Murray’s point, of which he is more aware than most, is that fame brings its own challenges. And it’s a realisation that must also have struck home for the ‘godfathers of effectiveness’, Les Binet and Peter Field.
It would be unfair to portray these two ad men as anonymous in the 1990s and 2000s. If you were involved in advertising and marketing back then, both were well-respected experts. But over the last two years their work, which has been chugging along in one form or another for more than two decades, is suddenly garnering global attention and – even more impressively – being actively cited and used by hundreds of marketers.
I should declare an early interest. I was one of those people that read their work back in the ‘old days’ and am now one of their staunchest fans. It’s rare I get through a client meeting or a class without at least one quick side journey into their treasure trove of charts and models.
At the centre of their contribution, at least as I see it, are three distinct but connected observations. First, that there are the two undulating lines of growth representing short-term, performance marketing and longer-term, incremental brand building.
The fact that these two different paths to growth are not mutually exclusive and that they operate with very different dynamic implications is at the heart of the ‘long and short’ approach to marketing planning. Indeed, the most famous element of Binet and Field’s work is the general prescription of a 60:40 ratio of long- and short-term investments for maximum effectiveness.
“This big messy world of advertising, with all its varied and contradictory inputs, does not easily correlate with the equally untidy world of corporate performance and marketing effectiveness.”
The second observation is that marketing is simultaneously becoming less effective and more short-term in its focus. Look at the two undulating lines of the long and short from within a six-month window and shorter, performance-based marketing always looks like it delivers a much better return. It’s only when you take in a longer multi-year perspective that the fallacy of ignoring brand becomes apparent.
Finally, and with least exploration and application so far, is the implication of Binet and Field’s work for targeting. In recent years the impact of the Ehrenberg Bass Institute and its promotion of “sophisticated mass marketing” has broken one of our discipline’s most cherished principles – that you must segment and target in order to have the greatest marketing impact.
It’s becoming increasingly common to encounter senior marketers who happily admit to targeting “everyone in the category” or develop advanced marketing campaigns that openly attempt to reach every single consumer on the planet.
For many marketers that has been a tricky concept. The benefits of targeted marketing have been apparent for decades and yet the empirical power of Ehrenberg Bass is hard to resist. In that light, Binet and Field’s work provides a fascinating and attractive middle path.

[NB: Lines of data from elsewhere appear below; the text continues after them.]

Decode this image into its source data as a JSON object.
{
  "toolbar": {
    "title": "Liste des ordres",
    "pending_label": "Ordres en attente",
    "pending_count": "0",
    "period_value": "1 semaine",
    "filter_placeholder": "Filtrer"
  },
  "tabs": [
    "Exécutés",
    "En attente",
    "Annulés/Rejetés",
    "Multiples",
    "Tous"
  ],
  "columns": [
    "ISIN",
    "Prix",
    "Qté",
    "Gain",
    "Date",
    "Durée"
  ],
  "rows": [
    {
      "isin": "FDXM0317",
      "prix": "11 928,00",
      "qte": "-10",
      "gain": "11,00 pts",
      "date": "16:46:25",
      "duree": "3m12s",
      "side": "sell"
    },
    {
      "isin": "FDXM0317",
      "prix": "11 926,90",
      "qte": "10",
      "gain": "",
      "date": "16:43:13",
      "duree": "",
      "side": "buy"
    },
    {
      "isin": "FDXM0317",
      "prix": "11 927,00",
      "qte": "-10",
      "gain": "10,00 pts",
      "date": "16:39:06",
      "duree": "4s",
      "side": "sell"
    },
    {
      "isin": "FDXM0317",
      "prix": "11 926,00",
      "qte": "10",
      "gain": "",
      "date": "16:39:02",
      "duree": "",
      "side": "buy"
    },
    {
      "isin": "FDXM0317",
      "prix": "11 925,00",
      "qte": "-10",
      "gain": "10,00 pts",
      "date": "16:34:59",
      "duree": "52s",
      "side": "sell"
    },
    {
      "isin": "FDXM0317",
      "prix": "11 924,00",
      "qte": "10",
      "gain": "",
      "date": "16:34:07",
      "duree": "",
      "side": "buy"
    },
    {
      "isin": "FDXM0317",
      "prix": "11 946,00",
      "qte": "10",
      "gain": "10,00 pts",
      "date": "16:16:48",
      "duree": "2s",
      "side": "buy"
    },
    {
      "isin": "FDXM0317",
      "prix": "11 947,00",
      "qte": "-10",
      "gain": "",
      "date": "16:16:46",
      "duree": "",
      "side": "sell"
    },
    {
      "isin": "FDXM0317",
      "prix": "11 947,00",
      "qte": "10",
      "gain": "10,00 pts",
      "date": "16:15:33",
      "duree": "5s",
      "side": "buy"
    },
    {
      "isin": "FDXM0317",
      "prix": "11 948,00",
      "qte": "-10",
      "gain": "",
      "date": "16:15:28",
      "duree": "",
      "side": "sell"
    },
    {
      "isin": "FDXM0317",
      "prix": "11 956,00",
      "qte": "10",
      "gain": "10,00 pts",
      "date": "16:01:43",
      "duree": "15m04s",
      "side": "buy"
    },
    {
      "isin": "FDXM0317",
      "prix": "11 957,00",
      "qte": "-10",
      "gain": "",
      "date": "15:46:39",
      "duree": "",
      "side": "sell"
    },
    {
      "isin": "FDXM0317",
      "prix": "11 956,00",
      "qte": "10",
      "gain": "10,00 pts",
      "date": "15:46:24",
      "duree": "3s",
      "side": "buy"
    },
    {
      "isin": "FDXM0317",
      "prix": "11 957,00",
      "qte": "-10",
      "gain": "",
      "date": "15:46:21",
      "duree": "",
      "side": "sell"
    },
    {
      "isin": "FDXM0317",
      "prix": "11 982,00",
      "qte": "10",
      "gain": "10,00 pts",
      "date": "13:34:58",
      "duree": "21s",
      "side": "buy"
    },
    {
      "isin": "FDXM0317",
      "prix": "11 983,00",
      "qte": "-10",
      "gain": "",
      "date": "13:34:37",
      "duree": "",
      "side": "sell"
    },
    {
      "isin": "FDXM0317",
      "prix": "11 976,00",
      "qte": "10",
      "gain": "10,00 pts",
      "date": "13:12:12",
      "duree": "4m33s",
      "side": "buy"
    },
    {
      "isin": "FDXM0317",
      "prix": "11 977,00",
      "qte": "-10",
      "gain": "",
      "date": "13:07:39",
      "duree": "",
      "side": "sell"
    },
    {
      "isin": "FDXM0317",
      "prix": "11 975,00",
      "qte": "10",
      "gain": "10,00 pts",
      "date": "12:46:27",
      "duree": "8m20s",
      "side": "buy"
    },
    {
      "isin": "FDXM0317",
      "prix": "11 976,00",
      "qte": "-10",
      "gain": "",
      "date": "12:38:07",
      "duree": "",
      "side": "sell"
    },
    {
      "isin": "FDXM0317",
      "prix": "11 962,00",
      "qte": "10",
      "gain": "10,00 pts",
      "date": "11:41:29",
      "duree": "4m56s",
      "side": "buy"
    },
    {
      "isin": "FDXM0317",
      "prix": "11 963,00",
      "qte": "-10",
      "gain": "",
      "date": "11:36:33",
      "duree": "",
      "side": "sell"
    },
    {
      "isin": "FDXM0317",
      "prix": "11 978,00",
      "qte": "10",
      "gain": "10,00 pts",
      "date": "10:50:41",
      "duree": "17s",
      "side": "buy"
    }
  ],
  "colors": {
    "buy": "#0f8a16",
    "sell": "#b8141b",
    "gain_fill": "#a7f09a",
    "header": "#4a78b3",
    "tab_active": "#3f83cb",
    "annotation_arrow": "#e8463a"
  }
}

Their work demonstrates that when you are adopting a long-term brand building path it pays to target the whole category and eschew any form of segmentation. But it also shows that when you are playing the shorter, performance game it makes more sense to target existing consumer segments to get the best return. Put more simply, you do not just want the long and the short of it, you also want some mass and some targeted marketing within that approach.